The performances of Jack Lemmon as the father and Sissy Spacek as the wife were outstanding, but the script did not go unnoticed. It won the 1983 Academy Award for Best Screenplay Based on Material from Another Medium, up against impressive competition such as Das Boot, Sophie's Choice, Blake Edwards's Victor Victoria and David Mamet's The Verdict. On Oscar night, 11 April 1983, Stewart acknowledged "a lot of very brave people . . . but above all Charles Edward Horman", the recently deceased subject of the film. Missing also won the 1982 WGA (Writers Guild of America) award for Best-written Adapted Drama and the Bafta and British Film Critics' Circle Award for best screenplay.

As a Hollywood screenwriter the only difficulty Donald Stewart faced was being confused with Donald Ogden Stewart, who wrote numerous famous screenplays, won an Oscar for The Philadelphia Story in 1940 and penned a guide to screenwriting. The index of the book Inside Oscar (1993) even lists Donald Stewart as his namesake Ogden. To add to the confusion, Ogden Stewart's son, Donald Stewart, is a journalist who often writes about motor racing.
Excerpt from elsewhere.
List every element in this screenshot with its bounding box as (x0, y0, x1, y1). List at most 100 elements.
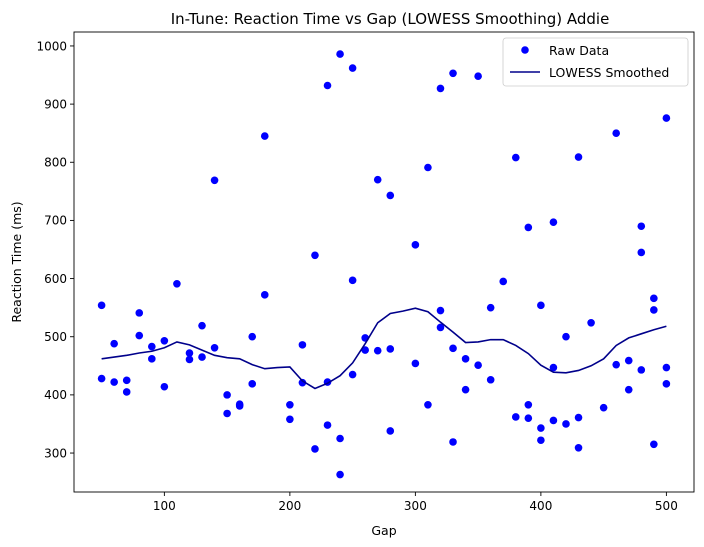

This did not deter Stewart from his career as a highly paid script doctor and writer, most notably for the aforementioned Tom Clancy trilogy and most recently a television film, Dead Silence (1997), starring James Garner.

Adrian Dannatt

Donald E. Stewart, journalist, advertising executive and screenwriter: born Detroit, Michigan 1930; married (two sons, one daughter); died Los Angeles 28 April 1999.